De toute ma jeune vie, la personne que j'admirais le plus, était juste là. Elle était insolente mais respectueuse, courageuse mais pas acharnée. Un rire cristallin. Un art de vivre que je lui enviais.
Au fil du temps, des rides avaient parsemé son visage comme des étoiles avaient parsemé mes pupilles. Je ne voyais que ce sourire à toutes épreuves. Puis les rides s'étaient accentuées, mes étoiles s'étaient transformées en respect. En profond respect. Réciproque de surcroit. Et j'en étais fière.
Elle était là. Devant moi. Faible de corps, encore plus forte d'esprit. Affrontant cette descente de vie avec une sagesse mêlée angoisse.
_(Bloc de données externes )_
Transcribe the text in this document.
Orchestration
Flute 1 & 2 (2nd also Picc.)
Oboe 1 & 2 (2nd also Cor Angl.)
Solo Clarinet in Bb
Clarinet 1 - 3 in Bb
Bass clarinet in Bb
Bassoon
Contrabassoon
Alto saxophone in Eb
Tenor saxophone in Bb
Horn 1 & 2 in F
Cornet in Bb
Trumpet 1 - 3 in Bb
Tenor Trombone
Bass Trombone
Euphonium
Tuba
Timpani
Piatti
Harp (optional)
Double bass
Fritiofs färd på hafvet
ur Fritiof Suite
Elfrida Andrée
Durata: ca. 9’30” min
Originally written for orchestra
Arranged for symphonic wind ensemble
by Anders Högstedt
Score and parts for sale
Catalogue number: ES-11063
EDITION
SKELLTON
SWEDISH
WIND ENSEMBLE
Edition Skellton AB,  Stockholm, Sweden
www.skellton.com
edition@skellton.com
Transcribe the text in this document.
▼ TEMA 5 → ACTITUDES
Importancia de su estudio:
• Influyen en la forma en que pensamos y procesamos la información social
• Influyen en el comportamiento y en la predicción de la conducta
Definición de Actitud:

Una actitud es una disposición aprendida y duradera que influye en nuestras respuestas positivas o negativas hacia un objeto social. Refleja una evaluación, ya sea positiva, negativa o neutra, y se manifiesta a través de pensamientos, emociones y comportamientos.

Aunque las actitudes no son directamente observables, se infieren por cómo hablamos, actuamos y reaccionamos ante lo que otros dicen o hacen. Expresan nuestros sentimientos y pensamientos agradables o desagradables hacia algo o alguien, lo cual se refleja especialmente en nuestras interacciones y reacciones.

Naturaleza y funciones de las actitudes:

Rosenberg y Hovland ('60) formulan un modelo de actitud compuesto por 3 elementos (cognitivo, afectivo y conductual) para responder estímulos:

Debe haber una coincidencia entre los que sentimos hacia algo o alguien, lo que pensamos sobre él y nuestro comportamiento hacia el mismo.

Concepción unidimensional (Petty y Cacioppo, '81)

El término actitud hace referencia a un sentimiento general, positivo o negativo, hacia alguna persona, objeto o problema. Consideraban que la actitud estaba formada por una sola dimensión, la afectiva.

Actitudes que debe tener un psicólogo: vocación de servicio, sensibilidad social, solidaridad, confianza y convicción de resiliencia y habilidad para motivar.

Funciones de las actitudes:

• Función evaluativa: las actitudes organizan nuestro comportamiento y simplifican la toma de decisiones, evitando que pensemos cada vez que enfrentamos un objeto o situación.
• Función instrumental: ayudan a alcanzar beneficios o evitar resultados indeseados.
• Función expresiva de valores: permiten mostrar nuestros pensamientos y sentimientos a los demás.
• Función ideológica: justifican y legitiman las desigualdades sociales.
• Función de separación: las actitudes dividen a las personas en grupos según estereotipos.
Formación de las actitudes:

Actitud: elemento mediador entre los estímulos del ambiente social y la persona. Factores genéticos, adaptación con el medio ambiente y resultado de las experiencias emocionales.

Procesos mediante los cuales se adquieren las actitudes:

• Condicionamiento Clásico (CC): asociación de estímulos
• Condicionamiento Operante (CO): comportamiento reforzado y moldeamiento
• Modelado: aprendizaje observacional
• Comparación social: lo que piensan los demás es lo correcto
Elle avait, petit à petit, fait ses adieux à ce qui avait fait d'elle, la fierté de son existence. Un jour pourtant, après une visite dominicale, elle me retint un instant à part. C'était une semaine avant son déménagement en maison de retraite.
Au fond de son tiroir de buffet. Oui, le grand buffet du salon avec les poignées en cuivre. Oui, dans ce tiroir, le troisième à gauche, il y avait une petite boite en carton.
Elle me confia que ma mère ne devait le trouver en aucune façon. Je devais le trouver, ne pas l'ouvrir et le brûler sans plus de question. Je fus surprise. Presque un peu choquée. Je lus ma réaction à travers le voile de déception qui traversa son regard.
Qui y avait-il dans ce petit carton aux odeurs de naphtaline ? Pourquoi devait-il rester secret ? Avais-je le droit de trahir ma mère ? Avais-je vraiment l'envie de savoir ? Avais-je vraiment le droit de savoir ?
Autant de question qui restèrent sans réponse; je ne demandai rien à personne, et j'accomplis ma mission dans un silence absolu. Chacun à sa part d'ombre, la lumière ne peut pas être toujours là. Et je me devais de respecter cette tâche d'ombre au mieux de mon soleil.